Gerard Fanning

Five poems

Work-Shy

When Don Givens made off with a treble clef
from the USSR’s hammer and sickle,
I was skiving off with the backroom boys,
though in truth it could hardly have been me
in that real sense, since I’d yet to make out
in the cause of employment or recompense.
Phibsboro Tower gave off its usual blank stare –
the north face of ambition perhaps –
as our comrades, out to test the rub of Dalymount,
made a fuss on those sheets of asbestos,
otherwise the stands.
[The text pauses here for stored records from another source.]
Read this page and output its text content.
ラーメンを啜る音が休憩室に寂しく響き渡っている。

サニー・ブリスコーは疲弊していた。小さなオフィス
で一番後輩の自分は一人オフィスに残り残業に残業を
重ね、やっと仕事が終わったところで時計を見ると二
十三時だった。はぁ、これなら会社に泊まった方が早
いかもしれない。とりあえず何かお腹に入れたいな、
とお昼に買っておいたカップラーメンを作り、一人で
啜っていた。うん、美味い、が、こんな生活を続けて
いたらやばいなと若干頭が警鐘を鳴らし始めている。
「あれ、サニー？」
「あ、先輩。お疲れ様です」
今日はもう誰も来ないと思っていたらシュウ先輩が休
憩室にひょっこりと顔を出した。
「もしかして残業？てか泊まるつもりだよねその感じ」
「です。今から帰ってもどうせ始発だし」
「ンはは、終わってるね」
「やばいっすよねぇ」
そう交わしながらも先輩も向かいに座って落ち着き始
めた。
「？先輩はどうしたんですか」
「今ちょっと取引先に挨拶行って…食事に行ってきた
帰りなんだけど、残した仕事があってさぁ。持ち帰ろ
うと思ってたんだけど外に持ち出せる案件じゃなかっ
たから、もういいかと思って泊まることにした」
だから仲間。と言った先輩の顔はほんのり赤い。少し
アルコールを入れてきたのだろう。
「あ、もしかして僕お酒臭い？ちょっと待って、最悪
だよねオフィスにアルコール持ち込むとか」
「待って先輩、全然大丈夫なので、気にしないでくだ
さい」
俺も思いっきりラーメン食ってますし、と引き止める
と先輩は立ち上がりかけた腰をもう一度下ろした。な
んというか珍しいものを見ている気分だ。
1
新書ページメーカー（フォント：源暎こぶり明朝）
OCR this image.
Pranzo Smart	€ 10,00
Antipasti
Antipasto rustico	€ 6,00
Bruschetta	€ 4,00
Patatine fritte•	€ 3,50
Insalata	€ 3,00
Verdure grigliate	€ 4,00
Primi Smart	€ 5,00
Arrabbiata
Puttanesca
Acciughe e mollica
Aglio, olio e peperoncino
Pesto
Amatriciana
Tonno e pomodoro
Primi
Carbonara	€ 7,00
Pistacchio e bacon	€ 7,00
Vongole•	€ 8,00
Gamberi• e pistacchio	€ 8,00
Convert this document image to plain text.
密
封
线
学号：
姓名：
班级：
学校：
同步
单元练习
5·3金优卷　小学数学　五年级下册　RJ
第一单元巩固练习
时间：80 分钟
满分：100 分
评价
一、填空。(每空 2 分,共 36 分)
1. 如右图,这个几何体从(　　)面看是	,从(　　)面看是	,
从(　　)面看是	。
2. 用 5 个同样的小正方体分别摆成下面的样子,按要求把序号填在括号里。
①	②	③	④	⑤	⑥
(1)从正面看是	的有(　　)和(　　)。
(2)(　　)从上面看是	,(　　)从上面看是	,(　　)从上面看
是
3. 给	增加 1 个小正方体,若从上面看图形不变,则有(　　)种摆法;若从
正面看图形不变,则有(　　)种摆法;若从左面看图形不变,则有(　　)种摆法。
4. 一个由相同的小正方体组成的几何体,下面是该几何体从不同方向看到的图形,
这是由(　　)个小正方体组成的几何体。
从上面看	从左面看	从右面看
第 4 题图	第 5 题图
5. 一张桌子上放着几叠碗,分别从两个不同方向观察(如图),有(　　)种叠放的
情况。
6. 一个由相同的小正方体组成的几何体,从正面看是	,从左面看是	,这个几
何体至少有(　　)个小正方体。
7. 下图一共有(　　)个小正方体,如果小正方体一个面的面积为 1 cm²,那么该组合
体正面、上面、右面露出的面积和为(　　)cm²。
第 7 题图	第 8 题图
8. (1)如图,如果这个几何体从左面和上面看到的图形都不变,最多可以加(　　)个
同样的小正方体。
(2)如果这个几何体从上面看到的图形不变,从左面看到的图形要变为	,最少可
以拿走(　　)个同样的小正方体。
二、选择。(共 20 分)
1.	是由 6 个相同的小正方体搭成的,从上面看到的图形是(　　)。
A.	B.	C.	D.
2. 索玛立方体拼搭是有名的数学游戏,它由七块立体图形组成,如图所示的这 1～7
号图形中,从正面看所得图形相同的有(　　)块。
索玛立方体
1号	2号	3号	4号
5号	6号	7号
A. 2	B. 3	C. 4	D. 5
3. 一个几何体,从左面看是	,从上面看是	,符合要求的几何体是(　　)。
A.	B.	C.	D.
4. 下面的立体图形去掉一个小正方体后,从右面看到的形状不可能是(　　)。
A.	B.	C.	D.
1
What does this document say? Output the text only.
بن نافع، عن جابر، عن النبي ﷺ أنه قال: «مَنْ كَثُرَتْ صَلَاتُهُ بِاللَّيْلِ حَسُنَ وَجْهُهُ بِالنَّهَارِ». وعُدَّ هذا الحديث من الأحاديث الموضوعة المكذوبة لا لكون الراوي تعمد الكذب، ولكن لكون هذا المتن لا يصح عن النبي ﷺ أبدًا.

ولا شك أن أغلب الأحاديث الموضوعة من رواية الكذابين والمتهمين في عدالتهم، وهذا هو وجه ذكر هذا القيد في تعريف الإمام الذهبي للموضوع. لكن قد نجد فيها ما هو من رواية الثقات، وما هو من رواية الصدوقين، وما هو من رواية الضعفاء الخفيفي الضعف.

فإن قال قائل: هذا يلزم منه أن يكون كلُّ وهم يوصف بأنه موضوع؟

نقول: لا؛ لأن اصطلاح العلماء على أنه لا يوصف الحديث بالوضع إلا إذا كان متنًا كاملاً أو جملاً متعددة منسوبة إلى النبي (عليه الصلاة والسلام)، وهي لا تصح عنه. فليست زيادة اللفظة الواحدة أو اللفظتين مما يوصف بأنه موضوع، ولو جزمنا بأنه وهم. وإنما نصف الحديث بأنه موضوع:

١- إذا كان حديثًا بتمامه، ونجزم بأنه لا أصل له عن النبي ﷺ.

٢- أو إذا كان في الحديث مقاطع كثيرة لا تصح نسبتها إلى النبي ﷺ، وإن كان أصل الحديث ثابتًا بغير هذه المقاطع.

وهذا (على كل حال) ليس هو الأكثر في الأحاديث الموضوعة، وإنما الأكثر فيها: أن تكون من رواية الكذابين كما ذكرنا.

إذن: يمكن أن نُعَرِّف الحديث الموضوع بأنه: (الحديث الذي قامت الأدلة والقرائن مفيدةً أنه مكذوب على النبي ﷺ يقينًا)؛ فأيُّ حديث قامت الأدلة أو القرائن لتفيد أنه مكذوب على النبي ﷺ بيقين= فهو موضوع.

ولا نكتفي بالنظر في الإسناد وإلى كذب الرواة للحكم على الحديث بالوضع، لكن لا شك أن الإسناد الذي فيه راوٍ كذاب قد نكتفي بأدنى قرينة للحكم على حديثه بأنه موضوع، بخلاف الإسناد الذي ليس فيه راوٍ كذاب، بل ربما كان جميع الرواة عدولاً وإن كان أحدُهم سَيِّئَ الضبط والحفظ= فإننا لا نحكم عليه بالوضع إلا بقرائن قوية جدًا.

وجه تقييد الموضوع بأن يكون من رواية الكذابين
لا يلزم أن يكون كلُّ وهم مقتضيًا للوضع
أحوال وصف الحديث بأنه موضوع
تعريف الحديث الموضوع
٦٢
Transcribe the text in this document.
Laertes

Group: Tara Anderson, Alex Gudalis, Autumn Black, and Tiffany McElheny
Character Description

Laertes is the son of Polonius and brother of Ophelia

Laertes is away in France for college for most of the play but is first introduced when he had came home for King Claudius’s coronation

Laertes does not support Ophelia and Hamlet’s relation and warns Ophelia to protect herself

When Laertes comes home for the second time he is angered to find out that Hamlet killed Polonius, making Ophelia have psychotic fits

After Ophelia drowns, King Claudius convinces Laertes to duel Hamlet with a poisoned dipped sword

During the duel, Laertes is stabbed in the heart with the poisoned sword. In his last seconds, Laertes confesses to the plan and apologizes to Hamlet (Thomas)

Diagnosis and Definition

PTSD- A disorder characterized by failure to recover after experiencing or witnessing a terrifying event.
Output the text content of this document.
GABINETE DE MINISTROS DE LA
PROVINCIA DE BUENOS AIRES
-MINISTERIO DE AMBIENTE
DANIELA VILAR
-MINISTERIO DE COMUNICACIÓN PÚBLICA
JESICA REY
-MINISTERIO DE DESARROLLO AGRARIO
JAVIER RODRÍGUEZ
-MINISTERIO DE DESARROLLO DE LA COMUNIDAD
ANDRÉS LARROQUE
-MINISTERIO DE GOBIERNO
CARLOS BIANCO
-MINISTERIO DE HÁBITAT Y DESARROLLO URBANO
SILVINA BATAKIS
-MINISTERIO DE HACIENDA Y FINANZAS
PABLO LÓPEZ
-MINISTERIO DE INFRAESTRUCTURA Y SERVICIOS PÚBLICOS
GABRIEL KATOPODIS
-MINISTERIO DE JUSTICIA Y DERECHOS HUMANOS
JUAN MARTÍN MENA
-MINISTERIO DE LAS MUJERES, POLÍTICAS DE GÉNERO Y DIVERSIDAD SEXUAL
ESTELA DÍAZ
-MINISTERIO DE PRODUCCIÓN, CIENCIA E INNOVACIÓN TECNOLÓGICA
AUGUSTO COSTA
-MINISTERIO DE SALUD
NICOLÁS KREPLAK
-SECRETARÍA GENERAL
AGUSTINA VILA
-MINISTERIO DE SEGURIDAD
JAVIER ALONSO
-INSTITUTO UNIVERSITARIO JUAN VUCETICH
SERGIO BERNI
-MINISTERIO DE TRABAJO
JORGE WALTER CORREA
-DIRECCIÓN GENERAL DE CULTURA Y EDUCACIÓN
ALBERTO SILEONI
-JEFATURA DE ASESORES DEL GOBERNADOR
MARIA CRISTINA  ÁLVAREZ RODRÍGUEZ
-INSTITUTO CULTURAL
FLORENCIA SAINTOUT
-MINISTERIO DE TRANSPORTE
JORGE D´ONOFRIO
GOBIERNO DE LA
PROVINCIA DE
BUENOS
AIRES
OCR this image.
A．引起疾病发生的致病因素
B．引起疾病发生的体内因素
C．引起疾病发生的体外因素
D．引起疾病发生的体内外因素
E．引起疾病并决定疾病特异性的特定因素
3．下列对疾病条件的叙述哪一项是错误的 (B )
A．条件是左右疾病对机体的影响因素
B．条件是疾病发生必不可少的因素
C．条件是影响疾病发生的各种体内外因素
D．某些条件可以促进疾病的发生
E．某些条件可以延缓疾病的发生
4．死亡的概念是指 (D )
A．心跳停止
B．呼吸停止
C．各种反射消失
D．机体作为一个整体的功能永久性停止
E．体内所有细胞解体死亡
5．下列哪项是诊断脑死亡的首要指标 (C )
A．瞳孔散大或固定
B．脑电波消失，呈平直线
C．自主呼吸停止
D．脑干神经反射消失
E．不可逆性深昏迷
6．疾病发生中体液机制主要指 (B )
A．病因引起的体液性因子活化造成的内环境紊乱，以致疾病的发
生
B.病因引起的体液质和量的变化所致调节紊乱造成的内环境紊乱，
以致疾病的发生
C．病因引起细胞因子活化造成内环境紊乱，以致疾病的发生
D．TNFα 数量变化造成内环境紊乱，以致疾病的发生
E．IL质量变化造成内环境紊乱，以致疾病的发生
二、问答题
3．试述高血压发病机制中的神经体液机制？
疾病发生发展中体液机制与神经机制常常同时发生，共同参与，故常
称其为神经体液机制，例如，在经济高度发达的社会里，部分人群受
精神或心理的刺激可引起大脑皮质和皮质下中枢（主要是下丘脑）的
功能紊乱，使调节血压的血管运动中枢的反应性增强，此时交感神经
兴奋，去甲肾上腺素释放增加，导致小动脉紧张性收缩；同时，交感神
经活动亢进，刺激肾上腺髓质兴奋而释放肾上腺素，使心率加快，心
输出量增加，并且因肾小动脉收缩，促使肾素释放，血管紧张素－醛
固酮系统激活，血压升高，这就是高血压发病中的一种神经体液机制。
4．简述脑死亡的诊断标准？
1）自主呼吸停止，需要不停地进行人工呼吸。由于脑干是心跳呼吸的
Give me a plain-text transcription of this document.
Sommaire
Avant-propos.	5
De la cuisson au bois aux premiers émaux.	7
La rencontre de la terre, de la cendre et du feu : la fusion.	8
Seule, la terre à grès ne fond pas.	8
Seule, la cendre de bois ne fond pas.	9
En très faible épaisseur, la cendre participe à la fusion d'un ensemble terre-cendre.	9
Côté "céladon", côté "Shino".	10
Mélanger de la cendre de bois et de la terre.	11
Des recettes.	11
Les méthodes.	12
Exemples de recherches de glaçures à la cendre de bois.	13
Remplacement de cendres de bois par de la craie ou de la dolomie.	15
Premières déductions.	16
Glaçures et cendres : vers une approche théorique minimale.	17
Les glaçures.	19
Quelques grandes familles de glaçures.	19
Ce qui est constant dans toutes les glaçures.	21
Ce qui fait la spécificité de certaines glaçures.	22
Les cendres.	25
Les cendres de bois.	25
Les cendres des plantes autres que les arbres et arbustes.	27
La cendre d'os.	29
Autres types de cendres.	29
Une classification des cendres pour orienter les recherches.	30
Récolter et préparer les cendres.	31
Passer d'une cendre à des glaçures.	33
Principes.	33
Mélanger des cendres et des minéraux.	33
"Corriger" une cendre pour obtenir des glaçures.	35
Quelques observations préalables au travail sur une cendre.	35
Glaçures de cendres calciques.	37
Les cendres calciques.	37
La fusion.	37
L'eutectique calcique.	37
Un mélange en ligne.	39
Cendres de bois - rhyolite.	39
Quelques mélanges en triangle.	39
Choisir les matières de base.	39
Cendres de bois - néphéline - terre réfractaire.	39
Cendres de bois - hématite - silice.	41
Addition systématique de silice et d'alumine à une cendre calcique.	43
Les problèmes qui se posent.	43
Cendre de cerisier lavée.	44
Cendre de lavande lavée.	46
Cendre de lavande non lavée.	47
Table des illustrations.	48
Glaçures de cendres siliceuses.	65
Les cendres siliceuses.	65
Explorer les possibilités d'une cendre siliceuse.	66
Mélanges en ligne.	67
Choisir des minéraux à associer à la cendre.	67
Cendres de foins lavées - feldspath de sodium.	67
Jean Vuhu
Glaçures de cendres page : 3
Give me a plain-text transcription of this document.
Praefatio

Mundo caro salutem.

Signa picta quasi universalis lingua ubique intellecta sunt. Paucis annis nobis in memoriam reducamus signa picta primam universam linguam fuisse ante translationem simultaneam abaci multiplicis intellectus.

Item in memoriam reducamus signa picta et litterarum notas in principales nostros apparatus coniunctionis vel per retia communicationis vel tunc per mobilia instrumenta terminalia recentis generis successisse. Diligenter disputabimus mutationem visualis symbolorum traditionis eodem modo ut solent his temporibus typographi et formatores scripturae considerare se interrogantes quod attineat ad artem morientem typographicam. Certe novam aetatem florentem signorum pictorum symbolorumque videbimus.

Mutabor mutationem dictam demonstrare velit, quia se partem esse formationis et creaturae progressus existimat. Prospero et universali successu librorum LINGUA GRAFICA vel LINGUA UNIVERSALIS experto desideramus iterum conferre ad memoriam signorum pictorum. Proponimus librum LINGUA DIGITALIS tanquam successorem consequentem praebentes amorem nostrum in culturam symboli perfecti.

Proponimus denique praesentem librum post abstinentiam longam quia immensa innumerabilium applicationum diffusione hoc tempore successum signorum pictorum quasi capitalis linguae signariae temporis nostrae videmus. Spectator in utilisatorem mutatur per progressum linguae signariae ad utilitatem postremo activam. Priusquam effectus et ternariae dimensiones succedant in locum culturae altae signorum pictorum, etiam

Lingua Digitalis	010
And there were even a few
who managed to leave the buff files
of sob stories from deserted wives,
to abseil in, while I foolishly enquired,
below that famous roar as to what was going
down up there that could ever have held
so many beguiled while giving so little care
to the punishing nutmegs of Giles and Brady,
Brady and Giles. And as if this were Subbuteo
on immaculate baize, the seasoned few
who attend out of duty from outlying steppes,
still passed hush-hush notes for future show trials
in some disputed off side. Left with the odour
of Don Givens’ flicks and feints, and a sombre
nicotine pall from the Soviet bench,
I was unable to parry that insistence, and moved
to embrace the allure of long afternoons,
dozing and shredding files, while ignoring all talk
of futures, derivatives, or contracts for difference.